Utility and Discussion
SAliBASE (Figure 3) is a repository of 5 datasets of simulated sequences. Each dataset stores 100 sequence and corresponding alignment text files of varying sizes. The user can download all datasets using a link numbered as “1.” Other links provide options for downloading individual sequence files. For example, by selecting the link numbered as “2,” a list of 100 sequence files of varying length will be displayed and the user can download the required data. This repository will be very useful for carrying out comparative study of MSA methods which is, currently, one of the important research areas of bioinformatics domain. It will save a lot of time of end user because generating simulated alignment with few hundred sequences needs several hours and multiple steps, and it becomes a frustrating job when a user requires several simulated alignments of varying sizes.

Online interface of SAliBASE which shows links for downloading various datasets.
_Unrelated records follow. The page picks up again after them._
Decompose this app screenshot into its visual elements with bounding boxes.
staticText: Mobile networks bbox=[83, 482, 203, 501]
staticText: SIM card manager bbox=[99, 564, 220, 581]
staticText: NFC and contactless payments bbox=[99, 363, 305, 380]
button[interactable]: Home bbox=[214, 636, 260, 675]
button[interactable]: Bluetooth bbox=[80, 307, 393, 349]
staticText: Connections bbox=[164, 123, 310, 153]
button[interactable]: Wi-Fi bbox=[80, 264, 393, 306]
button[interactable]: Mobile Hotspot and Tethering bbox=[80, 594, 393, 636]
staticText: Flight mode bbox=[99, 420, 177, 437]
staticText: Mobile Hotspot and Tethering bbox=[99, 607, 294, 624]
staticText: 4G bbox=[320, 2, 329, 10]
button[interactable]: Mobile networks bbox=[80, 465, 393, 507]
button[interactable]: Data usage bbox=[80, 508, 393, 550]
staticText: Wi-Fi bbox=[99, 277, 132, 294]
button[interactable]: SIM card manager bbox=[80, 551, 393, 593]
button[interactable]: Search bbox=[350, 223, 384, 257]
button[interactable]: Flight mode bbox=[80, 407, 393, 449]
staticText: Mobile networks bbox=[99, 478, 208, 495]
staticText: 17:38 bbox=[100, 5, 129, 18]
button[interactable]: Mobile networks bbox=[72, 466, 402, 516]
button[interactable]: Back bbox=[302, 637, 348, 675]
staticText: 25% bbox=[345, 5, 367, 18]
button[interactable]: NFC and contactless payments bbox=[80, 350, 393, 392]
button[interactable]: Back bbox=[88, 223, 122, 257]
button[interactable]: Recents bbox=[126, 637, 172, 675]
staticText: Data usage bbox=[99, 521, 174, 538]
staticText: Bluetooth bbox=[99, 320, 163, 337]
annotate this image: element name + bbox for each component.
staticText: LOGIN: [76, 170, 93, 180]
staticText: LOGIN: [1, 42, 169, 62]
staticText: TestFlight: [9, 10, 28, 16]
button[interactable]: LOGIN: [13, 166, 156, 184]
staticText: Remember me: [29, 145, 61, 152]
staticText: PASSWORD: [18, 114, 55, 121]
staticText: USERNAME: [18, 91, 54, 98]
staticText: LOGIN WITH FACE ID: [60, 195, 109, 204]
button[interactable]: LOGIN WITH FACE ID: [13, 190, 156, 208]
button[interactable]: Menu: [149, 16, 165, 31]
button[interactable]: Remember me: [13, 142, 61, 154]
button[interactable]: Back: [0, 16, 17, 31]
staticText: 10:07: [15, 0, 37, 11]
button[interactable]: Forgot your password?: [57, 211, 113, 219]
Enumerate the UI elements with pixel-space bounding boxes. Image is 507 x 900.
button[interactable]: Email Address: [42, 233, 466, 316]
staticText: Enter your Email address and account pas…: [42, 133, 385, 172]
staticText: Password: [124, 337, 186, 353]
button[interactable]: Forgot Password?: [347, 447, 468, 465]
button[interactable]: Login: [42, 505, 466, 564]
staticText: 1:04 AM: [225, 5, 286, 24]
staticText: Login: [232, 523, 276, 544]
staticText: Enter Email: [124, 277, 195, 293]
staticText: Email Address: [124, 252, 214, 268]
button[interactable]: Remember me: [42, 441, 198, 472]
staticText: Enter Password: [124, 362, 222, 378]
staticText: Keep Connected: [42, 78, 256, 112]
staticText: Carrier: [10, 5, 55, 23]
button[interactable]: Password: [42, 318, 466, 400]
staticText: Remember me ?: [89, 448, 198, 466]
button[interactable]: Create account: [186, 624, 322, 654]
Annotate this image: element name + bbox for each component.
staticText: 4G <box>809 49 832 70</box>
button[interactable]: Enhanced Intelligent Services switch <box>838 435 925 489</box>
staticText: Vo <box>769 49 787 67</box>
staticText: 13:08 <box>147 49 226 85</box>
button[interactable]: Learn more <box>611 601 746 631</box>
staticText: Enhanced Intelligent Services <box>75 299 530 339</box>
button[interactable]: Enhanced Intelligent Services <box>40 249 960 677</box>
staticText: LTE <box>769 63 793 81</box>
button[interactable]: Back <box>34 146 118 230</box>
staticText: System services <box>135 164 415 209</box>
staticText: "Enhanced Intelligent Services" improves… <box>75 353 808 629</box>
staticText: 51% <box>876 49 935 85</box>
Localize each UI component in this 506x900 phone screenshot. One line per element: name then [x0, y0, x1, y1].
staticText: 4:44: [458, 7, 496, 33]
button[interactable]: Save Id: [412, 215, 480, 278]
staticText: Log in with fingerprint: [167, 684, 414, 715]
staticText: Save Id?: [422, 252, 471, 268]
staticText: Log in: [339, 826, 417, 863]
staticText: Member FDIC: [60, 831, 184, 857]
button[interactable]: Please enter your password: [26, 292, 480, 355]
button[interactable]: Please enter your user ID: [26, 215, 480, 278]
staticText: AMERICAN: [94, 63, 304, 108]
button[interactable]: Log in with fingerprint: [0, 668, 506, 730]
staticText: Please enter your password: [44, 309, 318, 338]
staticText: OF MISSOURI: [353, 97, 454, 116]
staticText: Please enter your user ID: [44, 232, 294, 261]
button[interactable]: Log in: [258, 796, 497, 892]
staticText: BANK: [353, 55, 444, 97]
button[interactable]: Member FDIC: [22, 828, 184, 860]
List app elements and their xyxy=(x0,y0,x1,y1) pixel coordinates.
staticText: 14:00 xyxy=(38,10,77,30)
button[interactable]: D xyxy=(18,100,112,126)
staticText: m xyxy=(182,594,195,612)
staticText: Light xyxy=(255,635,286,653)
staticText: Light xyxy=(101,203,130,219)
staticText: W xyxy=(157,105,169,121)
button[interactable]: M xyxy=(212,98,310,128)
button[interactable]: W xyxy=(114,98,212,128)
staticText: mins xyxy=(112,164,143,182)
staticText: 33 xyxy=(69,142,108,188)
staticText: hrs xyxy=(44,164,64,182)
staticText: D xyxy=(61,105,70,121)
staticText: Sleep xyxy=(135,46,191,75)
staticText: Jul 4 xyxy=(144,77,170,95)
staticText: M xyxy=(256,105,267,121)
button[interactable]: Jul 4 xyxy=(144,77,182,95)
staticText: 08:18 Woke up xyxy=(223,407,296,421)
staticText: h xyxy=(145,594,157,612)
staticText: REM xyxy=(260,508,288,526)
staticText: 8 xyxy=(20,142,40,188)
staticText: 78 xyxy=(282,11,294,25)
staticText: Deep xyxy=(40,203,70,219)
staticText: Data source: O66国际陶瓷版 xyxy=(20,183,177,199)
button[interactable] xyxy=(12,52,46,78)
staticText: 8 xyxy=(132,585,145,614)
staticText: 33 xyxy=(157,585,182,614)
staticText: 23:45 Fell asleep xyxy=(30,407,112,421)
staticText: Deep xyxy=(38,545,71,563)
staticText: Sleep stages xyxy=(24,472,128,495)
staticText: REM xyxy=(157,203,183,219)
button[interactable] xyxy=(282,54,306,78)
Demonstration of Application of Simulated Alignments
In this section, we describe steps of using simulated alignments for assessing accuracy of an alignment method. The datasets on our website have 2 files in FASTA format. Type of 1 file is “SEQ” and type of the other file is “MA.” These 2 files are sequence file and corresponding true alignment file, respectively. After downloading the desired datasets, the user will generate test alignment by providing sequence file to an alignment tool (eg, ClustalO). Now, the user will compare test alignment generated by the selected tool and the true alignment downloaded from our website using sum-of-pairs and total column scores. Figure 2A and B demonstrate the commands to generate simulated tree in R and simulated sequences in indel-seq-gen, respectively.
Conclusions
Generating simulated alignments requires expert-level skills to use various bioinformatics tools and consumes several hours for reconstructing few hundreds of simulated sequences. It becomes a tedious job for an end user who requires several simulated alignments of varying sizes. A comprehensive study of MSA methods without using simulated sequences as test cases is hard to perform. SAliBASE (1.0 is a database of simulated sequences which were generated based on different varying parameters such as insertion rate, deletion rate, sequence length, and sequence length and indel size). Each dataset has corresponding alignment as well. This repository is very useful for evaluating multiple alignment methods.